Taking it further: primaray and secondary rays
simple raytracing
To determine if our current sample is being lit by a light source or lies in shadow we need to shoot shadow rays towards the light source. So for each hit point in our scene we shoot a ray towards the light. If we hit something we know that there must be an object in the way and that our sample is in shadow, if we don't hit something the sample is being lit by the light source. We may even have to do this multiple times in case of a light source that is not just a point - like an area light. This will then result in soft shadows depending on how much of the light is obstructed.
Most of the time we also have more than one light source in the scene so we need to repeat the process for each and every light source which can, of course, add up to a considerable amount of rays, just for one single pixel in the image.
But this, again, is only the beginning. There are other rays we can shoot for different additional effects like reflection, refraction, translucency, and sub-surface scattering. The basic principle stays the same. We usually refer to the first rays (the red ones) as primary rays (or camera/eye rays) and all the subsequent types as secondary rays (shadow, reflection, etc). See the reading list below for more examples.

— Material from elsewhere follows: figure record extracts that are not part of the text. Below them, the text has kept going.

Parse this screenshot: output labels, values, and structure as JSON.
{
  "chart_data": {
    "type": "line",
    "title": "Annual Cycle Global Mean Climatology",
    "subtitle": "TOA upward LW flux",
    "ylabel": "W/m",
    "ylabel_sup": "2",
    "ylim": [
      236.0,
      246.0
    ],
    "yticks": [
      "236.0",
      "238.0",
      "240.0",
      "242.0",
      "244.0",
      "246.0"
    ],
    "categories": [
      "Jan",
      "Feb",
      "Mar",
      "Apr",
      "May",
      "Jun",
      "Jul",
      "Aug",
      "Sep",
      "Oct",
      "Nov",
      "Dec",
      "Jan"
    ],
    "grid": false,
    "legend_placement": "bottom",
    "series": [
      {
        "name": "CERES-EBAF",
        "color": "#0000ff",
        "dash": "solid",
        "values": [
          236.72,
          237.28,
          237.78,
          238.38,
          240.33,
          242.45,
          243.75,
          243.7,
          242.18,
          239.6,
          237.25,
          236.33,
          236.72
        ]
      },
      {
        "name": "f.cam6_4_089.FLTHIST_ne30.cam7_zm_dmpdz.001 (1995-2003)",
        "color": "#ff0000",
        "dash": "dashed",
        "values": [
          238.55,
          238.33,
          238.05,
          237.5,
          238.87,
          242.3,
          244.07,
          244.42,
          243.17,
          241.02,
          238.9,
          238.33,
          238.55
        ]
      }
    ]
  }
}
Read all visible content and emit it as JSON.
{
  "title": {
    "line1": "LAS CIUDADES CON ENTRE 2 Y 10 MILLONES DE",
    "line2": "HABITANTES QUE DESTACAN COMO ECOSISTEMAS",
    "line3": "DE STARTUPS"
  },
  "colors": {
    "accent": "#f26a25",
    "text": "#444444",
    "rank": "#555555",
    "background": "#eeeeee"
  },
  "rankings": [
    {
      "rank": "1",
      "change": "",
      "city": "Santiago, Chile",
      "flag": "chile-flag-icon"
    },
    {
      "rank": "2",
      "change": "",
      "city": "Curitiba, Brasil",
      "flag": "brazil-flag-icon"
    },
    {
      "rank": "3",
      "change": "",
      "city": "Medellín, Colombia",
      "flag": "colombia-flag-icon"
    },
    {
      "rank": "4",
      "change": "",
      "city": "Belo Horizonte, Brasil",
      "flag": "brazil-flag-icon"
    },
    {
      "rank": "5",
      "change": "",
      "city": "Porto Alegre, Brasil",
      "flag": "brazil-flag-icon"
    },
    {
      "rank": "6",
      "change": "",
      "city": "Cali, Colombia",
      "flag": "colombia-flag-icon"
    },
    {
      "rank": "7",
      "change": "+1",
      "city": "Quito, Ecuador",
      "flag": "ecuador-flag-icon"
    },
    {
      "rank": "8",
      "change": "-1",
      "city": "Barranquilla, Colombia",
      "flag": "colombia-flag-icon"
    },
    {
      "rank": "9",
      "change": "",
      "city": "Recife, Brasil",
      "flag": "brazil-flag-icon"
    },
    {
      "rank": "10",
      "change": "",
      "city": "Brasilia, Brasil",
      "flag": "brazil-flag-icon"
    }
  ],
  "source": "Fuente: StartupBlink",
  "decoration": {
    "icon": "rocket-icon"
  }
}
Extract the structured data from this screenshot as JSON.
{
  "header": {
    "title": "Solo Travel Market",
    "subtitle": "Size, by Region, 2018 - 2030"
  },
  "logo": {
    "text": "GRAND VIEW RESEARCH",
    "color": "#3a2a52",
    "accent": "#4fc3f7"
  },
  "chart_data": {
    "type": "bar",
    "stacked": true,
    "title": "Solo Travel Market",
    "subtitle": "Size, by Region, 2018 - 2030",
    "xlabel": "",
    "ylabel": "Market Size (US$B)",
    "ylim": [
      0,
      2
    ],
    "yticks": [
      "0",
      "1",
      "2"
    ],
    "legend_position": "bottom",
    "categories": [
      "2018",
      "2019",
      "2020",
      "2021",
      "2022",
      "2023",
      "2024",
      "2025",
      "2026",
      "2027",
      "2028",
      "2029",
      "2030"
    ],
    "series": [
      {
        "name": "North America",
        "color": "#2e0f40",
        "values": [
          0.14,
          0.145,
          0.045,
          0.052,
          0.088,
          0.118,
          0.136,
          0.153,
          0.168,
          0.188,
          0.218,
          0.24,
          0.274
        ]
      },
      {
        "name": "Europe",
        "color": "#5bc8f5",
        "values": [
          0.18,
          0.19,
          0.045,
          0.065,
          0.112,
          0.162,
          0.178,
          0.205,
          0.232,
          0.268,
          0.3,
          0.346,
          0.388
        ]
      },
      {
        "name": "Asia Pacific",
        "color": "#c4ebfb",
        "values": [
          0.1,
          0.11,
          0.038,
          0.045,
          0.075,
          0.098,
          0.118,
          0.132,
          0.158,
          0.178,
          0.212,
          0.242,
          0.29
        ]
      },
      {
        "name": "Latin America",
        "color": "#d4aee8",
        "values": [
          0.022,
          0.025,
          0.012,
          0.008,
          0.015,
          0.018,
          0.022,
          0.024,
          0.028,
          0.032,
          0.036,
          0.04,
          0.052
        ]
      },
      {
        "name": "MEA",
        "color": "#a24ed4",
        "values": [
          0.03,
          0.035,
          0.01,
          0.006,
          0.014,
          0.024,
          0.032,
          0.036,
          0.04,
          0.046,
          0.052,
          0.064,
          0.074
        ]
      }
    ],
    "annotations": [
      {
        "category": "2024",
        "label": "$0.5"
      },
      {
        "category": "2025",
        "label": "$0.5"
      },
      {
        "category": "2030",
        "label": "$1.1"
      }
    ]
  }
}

Secondary rays may also send out additional rays to determine the color to return. Think of a reflection ray that hits another object. You basically have to do the same thing as you did starting from the camera to determine what the reflection acutally looks like.
As discussed in the "sampling" chapter, the amount of samples we collect is crucial for the amount of noise (or smoothness) of the result. This not only applies to the primary but also to the secondary rays. If, for example, an area light is used in our scene, we need more shadow rays to get clean and smooth shadows. If we only shoot one shadow ray per pixel we get a very noisy and unrealistic result. We want to shoot several shadow rays towards the area light to get information about how much of the light is actually obstructed. So the same principle as discussed in "sampling" applies here as well.